Co robiliśmy? To nie było takie proste (to nigdy nie jest proste). Było bardzo dużo dodań/skróceń, jak Perlica pisze, tylko jeszcze częściej zmiany. I najpierw(!) były to przejścia solidny pośredni-zebrany, mocne, a potem - roboczy czy pośredni - wyciągnięty, czy też - ile fabryka dała 🙂: mniejsza zmiana tempa a wyższe tempo ogólne. Odwrotna kolejność się akurat nie sprawdziła.  Zrezygnowaliśmy niemal zupełnie z bardziej zaawansowanej gimnastyki: niemal żadnych zatrzymań, cofań, łopatek - powrót do trzech podstawowych chodów i jazda "ciągiem" (nie licząc zmian tempa w obrębie chodu).

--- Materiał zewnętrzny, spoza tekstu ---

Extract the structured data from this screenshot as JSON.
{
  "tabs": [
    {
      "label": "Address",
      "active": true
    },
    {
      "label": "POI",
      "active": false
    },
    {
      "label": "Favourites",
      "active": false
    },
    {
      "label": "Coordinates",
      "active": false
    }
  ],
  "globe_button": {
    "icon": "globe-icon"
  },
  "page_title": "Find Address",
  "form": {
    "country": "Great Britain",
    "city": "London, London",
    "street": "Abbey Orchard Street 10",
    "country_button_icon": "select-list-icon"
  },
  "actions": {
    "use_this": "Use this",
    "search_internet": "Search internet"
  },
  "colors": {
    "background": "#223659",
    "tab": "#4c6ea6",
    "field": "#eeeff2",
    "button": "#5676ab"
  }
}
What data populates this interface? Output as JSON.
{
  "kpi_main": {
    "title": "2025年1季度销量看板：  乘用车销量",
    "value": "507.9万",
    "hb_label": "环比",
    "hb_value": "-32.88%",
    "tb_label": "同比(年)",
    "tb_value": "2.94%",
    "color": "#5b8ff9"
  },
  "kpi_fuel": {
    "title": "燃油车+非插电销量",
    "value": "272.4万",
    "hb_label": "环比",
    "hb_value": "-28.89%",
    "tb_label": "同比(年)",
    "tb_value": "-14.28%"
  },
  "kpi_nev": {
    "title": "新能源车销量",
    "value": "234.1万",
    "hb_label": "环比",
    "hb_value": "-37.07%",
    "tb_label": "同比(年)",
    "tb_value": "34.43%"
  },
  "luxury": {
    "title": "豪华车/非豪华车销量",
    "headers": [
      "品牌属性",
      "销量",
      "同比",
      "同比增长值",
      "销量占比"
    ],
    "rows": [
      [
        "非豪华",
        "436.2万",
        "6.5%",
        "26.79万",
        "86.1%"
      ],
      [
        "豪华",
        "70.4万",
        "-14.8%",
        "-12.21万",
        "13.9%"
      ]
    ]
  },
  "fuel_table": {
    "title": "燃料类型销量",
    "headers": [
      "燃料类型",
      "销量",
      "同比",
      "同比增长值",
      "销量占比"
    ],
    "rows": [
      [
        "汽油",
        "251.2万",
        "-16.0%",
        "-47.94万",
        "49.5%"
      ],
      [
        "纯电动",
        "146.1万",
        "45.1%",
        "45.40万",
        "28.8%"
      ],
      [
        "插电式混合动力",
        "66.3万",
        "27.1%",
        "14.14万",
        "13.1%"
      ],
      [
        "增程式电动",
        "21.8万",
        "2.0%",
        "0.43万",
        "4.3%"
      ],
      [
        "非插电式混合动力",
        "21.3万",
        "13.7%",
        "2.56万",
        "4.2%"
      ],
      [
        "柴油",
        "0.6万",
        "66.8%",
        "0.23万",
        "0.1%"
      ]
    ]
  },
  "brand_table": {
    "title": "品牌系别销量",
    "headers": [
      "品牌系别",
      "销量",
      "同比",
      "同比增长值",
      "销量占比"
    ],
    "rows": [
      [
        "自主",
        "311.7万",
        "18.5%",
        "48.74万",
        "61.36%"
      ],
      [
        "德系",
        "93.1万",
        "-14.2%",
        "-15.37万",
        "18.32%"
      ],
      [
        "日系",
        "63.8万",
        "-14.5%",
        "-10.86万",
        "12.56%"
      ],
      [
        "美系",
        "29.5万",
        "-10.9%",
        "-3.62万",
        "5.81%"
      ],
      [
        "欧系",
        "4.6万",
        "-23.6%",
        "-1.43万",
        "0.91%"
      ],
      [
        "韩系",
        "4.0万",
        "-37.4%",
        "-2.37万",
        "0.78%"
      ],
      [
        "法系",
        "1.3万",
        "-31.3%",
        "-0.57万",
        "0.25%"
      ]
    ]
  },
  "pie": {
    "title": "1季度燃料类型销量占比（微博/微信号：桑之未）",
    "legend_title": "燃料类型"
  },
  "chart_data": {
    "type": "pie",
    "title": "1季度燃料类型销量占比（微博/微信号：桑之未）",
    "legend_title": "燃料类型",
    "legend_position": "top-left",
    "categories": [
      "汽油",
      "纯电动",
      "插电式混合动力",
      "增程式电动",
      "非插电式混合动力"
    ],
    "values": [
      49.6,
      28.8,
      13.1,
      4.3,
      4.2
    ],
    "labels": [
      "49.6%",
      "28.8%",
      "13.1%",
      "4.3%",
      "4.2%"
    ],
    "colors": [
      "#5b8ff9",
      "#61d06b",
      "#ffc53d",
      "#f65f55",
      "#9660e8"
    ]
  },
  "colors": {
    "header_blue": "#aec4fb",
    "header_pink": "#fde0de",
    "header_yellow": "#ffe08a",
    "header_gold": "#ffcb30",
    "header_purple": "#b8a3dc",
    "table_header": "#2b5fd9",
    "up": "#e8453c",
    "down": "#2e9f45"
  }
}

Terenów, jasne - była masa, ale nie załatwiały sprawy, może załatwiały, ale bardzo powoli i niespecjalnie przenosiło się to na plac - dopiero świadomie sprowokowany wyścig. No i to, co pisałam o skokach. "Za mała przeszkoda demoralizuje konia".

Dżastin, no źle napisałam - patrz wyżej. Przejść było sporo, i te "szybkie", o których piszesz - też. Zatrzymanie na ułamek sekundy, kłus-stęp-kłus co 2-3 kroki. Tylko - to wszystko było jakby... w ciągłym ruchu, w ciągłym "do przodu", takie "porządne", zdefiniowane, rytmiczne przejścia: zaatrzymać, cofnąć, ruszyć kłusem, przejść do stępa, zagalopować - elegancko wprowadzały konia w "slow motion". Koń miał mieć wrażenie - że wychodzi ze stajni - zasuwa i nie przestaje zasuwać. Trzeba też było dać czas na jego "rozejście się" i rozochocenie bez presji i bez forsowania tempa. I jeszcze parę rzeczy. No - trzeba było kombinować ostro.
eterowa   dawniej tyskakonik ;)
15 czerwca 2014 20:41
Byłam dziś na zawodach towarzyskich. Ze mnie jest dupa, a nie jeździec. Tak się zestresowałam, że narobiłam masę banalnych w błędów, przez co w P były punkty i 4 miejsce. W N już się bardziej wyluzowaliśmy, jeden bardzo głupi błąd i zrzutka, ale dogrywka na czysto. I znów 4 miejsce... Do potęgi skoku podeszłam już całkowicie luźno, potraktowałam to jako zabawę 🙂 Zwycięski skok 165cm.
Im dalej, tym bardziej trema puszczała i szło dużo lepiej z konkursu na konkurs. Muszę mieć zawsze takie podejście jak pod koniec i będą z nas ludzie 😉 Wszystko siedzi w mojej głowie!
eterowa, serio jechałaś P, N a potem "potęgę skoku"?
eterowa   dawniej tyskakonik ;)
15 czerwca 2014 20:47
epk, tak, potęga była z trampoliną, inaczej bym nie jechała. Mam trenera, on wie co robić 😉
Co to znaczy?
eterowa   dawniej tyskakonik ;)
15 czerwca 2014 20:50
Ramires, to znaczy, że była 2 foule przed mała przeszkoda żeby pasowała odległość do tej dużej.
łeee tam, a ja już miałam takie barwne wyobrażenia o tej trampolinie..

eterowa, mi nie chodzi o to, czy to było z przeszkodą przed czy nie...
a co to w ogóle były za zawody towarzyskie, że było P, N i potęga?  👀
I w tym momencie staję się zwolenniczką "wymysłów" WZJ na maksa.
Pytanie kontrolne (nie do eterowej): Co to jest Dogrywka? Po zrzutce w N?